Avrà la possibilità di farsi convalidare i cfu, cioè i crediti formativi universitari, in corsi di laurea affini – Infermieristica o Biologia, per esempio – ma secondo il presidente della Scuola di Medicina di Unipa questo punto potrebbe nascondere un effetto negativo. «Infermieristica non è una Medicina di serie B – dice Ciaccio – Per me questo meccanismo rischia di rendere vano il tentativo che abbiamo fatto di dare dignità al corso di laurea in Infermieristica. Gli studenti potrebbero anche sentirsi declassati e forse non motivati». Ma la nuova legge prevede anche che se non si supera il semestre-filtro, si può tentare di nuovo l’anno successivo. Ora, negli ultimi cinque anni hanno provato a entrare a Medicina, a Odontoiatria e a Veterinaria una media di circa 60mila persone, ma i posti c’erano solo per un quarto di loro.
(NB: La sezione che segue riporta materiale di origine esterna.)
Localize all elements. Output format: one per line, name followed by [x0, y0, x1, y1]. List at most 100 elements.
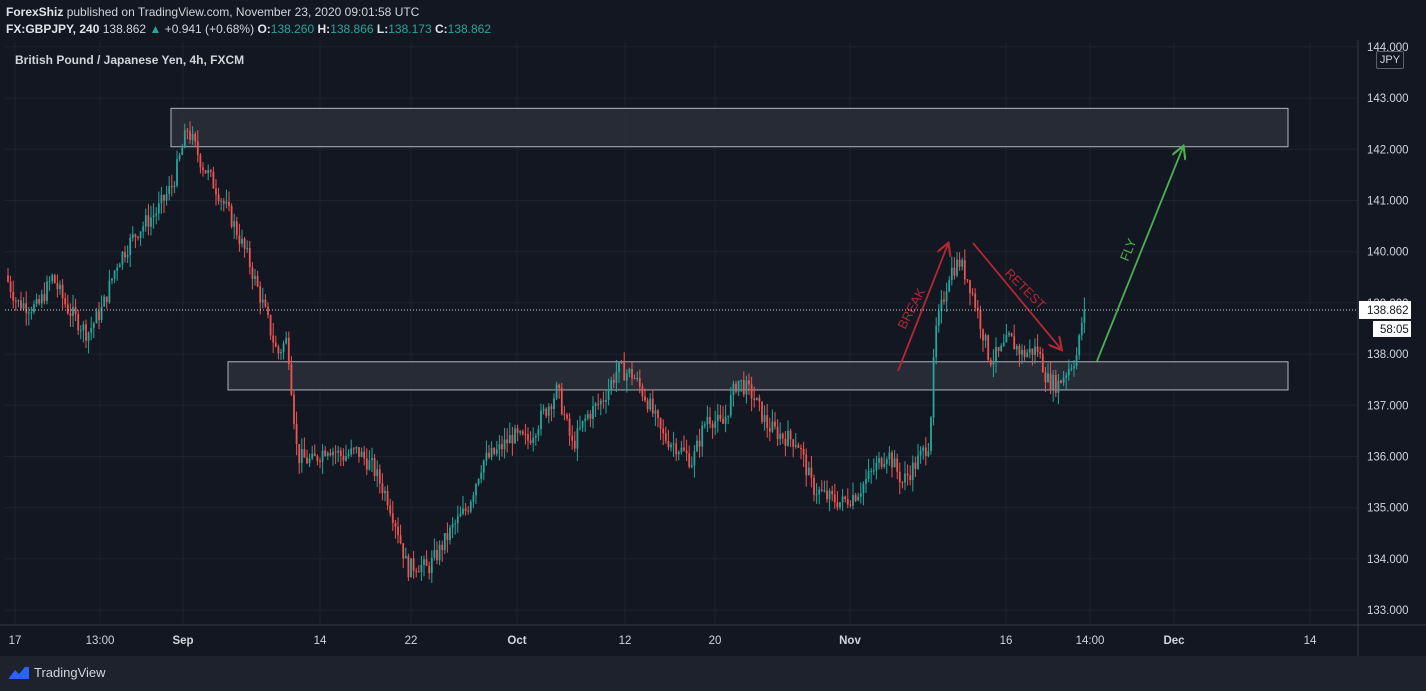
- candle-body: [160, 195, 163, 204]
- candle-body: [61, 284, 64, 299]
- candle-body: [363, 451, 366, 459]
- tradingview-logo-icon[interactable]: [8, 666, 30, 680]
- candle-body: [649, 398, 652, 410]
- y-tick-label: 142.000: [1367, 144, 1409, 156]
- candle-body: [883, 463, 886, 467]
- candle-body: [953, 267, 956, 276]
- candle-body: [636, 377, 639, 379]
- candle-body: [641, 386, 644, 397]
- candle-body: [940, 299, 943, 312]
- candle-body: [966, 279, 969, 281]
- candle-body: [217, 194, 220, 202]
- candle-body: [644, 396, 646, 401]
- x-tick-label: Sep: [172, 635, 193, 647]
- candle-body: [311, 453, 314, 459]
- x-tick-label: 17: [9, 635, 22, 647]
- candle-body: [906, 473, 909, 476]
- candle-body: [1023, 349, 1026, 357]
- candle-body: [683, 447, 685, 451]
- candle-body: [542, 408, 545, 411]
- candle-body: [248, 248, 251, 268]
- candle-body: [105, 296, 108, 302]
- candle-body: [209, 170, 212, 172]
- candle-body: [121, 252, 124, 265]
- candle-body: [113, 270, 116, 279]
- candle-body: [350, 448, 353, 455]
- candle-body: [337, 450, 340, 453]
- candle-body: [508, 434, 511, 444]
- candle-body: [165, 194, 168, 201]
- candle-body: [1041, 354, 1044, 373]
- candle-body: [376, 469, 379, 477]
- candle-body: [745, 380, 748, 395]
- candle-body: [818, 489, 821, 495]
- retest-arrow: [972, 242, 1061, 349]
- candles: [7, 121, 1086, 583]
- candle-body: [144, 215, 147, 227]
- candle-body: [605, 399, 607, 402]
- candle-body: [722, 418, 724, 424]
- candle-body: [917, 455, 919, 469]
- candle-body: [503, 439, 506, 450]
- candle-body: [51, 274, 54, 282]
- candle-body: [137, 236, 139, 239]
- candle-body: [813, 477, 815, 495]
- candle-body: [586, 413, 589, 419]
- candle-body: [423, 559, 425, 565]
- candle-body: [571, 435, 574, 441]
- candle-body: [927, 451, 930, 456]
- candle-body: [930, 417, 932, 452]
- candle-body: [1026, 352, 1029, 357]
- candle-body: [27, 312, 30, 314]
- candle-body: [451, 524, 454, 528]
- author-name[interactable]: ForexShiz: [6, 5, 64, 19]
- candle-body: [285, 337, 288, 344]
- candle-body: [204, 170, 207, 174]
- candle-body: [922, 447, 925, 451]
- candle-body: [597, 403, 600, 405]
- candle-body: [12, 291, 15, 301]
- candle-body: [610, 379, 613, 390]
- candle-body: [316, 455, 319, 462]
- candle-body: [781, 433, 784, 439]
- candle-body: [368, 460, 371, 470]
- candle-body: [38, 299, 41, 304]
- candle-body: [615, 372, 618, 383]
- candle-body: [139, 231, 142, 239]
- candle-body: [846, 499, 849, 505]
- candle-body: [477, 479, 480, 485]
- candle-body: [378, 469, 381, 484]
- candle-body: [711, 423, 714, 428]
- footer-brand[interactable]: TradingView: [34, 665, 106, 680]
- candle-body: [1057, 380, 1060, 393]
- candle-body: [792, 439, 795, 447]
- candle-body: [537, 429, 540, 436]
- candle-body: [719, 414, 722, 419]
- candle-body: [300, 449, 303, 464]
- candle-body: [267, 306, 269, 316]
- candle-body: [898, 471, 901, 483]
- candle-body: [417, 571, 420, 573]
- candle-body: [142, 226, 145, 232]
- currency-badge[interactable]: JPY: [1376, 51, 1404, 69]
- candle-body: [774, 421, 776, 427]
- candle-body: [514, 428, 516, 444]
- candle-body: [529, 440, 532, 443]
- candle-body: [168, 186, 171, 195]
- candle-body: [66, 304, 69, 314]
- candle-body: [1008, 333, 1010, 335]
- break-arrow: [897, 244, 948, 372]
- candle-body: [625, 373, 628, 381]
- candle-body: [654, 410, 657, 414]
- candle-body: [493, 447, 496, 454]
- candle-body: [277, 346, 280, 354]
- candle-body: [558, 384, 561, 389]
- x-tick-label: Oct: [507, 635, 526, 647]
- candle-body: [540, 410, 542, 430]
- open-value: 138.260: [270, 22, 315, 36]
- candle-body: [443, 533, 446, 551]
- candle-body: [802, 448, 805, 455]
- candle-body: [1028, 348, 1031, 353]
- candle-body: [30, 312, 33, 314]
Vedremo di quanto il ministero aumenterà i posti per queste facoltà, ma c’è comunque da considerare che ogni anno alle circa 60mila persone che si presenteranno per la prima volta a Medicina ci sarà da aggiungere una cifra consistente di studenti, quelli e quelle che vorranno riprovare perché non avranno voluto ripiegare su Infermieristica o su Biologia. E questo rischia di far aumentare i numeri ancora di più.